Portal:History/Featured article/November, 2008
The initial Arab Muslim conquests (632–732), (Arabic: فتح, Fatah, literally opening,) also referred to as the Islamic conquests or Arab conquests,[1] began after the death of the Islamic prophet Muhammad. He established a new unified political polity in the Arabian Peninsula which under the subsequent Rashidun and Umayyad Caliphates saw a century of rapid expansion of Arab power well beyond the Arabian peninsula.
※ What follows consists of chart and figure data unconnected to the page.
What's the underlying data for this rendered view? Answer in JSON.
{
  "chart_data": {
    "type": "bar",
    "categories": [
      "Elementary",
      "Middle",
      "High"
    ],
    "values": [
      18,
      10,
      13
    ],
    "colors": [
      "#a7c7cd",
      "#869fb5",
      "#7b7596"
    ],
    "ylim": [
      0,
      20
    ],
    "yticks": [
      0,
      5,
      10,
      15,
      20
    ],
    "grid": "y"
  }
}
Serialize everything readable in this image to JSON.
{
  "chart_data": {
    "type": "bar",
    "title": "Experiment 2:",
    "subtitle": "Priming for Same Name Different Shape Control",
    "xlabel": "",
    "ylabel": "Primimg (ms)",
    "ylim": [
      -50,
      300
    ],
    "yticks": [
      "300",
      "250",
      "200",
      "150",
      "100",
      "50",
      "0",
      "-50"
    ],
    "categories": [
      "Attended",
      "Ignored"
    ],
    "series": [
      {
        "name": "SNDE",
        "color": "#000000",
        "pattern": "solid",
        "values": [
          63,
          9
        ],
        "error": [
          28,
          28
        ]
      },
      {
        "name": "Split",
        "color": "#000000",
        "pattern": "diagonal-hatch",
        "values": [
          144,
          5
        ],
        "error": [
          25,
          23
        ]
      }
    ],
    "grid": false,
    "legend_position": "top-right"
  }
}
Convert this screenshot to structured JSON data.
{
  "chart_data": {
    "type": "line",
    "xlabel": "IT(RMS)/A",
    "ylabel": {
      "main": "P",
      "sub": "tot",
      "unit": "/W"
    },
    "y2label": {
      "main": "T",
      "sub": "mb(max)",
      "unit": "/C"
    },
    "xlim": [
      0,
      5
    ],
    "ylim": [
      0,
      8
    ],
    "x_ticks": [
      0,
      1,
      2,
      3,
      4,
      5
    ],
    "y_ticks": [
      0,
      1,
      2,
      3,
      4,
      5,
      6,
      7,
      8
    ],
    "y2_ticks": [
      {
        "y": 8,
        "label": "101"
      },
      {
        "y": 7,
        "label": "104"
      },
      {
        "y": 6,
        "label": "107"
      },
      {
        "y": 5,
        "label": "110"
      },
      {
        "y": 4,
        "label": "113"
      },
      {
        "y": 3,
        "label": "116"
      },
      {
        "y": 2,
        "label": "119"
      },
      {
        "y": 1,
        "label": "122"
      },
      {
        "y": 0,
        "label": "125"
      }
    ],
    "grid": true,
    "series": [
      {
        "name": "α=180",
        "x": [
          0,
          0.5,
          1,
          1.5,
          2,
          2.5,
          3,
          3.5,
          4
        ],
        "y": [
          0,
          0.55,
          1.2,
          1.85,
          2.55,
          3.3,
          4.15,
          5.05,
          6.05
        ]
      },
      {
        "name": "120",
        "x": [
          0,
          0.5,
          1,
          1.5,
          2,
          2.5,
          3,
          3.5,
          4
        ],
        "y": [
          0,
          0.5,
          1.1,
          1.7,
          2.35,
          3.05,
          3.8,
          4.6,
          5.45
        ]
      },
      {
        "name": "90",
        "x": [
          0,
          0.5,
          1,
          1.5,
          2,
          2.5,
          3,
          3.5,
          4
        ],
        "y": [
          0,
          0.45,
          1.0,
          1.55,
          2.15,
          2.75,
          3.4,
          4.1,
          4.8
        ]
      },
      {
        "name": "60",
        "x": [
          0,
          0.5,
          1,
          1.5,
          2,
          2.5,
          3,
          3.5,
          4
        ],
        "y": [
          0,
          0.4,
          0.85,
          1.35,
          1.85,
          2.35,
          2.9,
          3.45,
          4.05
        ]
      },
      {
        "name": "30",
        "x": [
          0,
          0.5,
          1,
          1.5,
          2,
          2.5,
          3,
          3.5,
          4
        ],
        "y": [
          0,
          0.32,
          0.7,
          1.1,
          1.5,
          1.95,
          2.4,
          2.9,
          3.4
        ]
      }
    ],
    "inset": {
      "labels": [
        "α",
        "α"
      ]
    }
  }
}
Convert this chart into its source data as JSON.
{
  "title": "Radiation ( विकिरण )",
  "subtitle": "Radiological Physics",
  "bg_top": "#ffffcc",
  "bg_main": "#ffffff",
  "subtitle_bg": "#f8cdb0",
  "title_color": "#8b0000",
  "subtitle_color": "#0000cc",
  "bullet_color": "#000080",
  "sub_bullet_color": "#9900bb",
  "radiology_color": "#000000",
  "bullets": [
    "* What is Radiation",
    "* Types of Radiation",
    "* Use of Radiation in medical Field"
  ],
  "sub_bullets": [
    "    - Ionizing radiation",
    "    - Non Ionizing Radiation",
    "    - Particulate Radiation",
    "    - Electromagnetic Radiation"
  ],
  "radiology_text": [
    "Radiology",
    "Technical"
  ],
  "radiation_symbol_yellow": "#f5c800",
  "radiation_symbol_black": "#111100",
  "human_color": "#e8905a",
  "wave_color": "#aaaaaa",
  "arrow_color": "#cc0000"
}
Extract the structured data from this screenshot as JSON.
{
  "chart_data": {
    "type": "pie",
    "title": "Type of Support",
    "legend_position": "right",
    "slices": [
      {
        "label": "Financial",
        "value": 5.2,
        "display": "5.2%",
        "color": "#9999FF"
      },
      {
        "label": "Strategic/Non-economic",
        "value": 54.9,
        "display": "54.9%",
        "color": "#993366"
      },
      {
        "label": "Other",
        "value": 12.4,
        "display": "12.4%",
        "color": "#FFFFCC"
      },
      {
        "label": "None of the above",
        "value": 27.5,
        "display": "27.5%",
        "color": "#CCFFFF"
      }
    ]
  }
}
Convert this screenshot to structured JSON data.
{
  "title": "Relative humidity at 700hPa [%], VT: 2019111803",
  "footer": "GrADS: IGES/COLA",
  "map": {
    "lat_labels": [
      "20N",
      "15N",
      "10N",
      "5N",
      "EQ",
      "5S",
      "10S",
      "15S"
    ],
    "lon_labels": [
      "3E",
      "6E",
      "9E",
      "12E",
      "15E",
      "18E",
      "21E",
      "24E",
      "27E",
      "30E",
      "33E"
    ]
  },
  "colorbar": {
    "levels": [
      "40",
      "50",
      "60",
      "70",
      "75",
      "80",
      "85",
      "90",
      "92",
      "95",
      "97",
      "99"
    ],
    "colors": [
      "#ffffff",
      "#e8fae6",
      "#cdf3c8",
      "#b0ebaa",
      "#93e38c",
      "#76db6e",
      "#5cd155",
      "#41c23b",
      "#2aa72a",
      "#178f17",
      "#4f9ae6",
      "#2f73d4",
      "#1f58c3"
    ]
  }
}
Edward Gibbon writes in History of the Decline and Fall of the Roman Empire:
"Under the last of the Ommiades, the Arabian empire extended two hundred days’ journey from east to west, from the confines of Tartary and India to the shores of the Atlantic Ocean. And if we retrench the sleeve of the robe, as it is styled by their writers, the long and narrow province of march of a caravan. We should vainly seek the indissoluble union and easy obedience that pervaded the government of Augustus and the Antonines; but the progress of Islam diffused over this ample space a general resemblance of manners and opinions. The language and laws of the Qur'an were studied with equal devotion at Samarcand and Seville: the Moor and the Indian embraced as countrymen and brothers in the pilgrimage of Mecca; and the Arabian language was adopted as the popular idiom in all the provinces to the westward of the Tigris."
The Arab conquests brought about the collapse of the Sassanian Empire and a great territorial loss for the Byzantine Empire. Though spectacular, the Arab successes are not hard to understand in hindsight. The Sassanid Persian and Byzantine empires were militarily exhausted from decades of fighting one another. This prevented them from dealing effectively with the mobile Arab raiders operating from the desert. Moreover, many of the peoples living under the rule of these empires, for example Jews and Christians in Persia and Monophysites in Syria, were disloyal and sometimes even welcomed the Arab invaders, largely because of religious conflict in both empires.[2]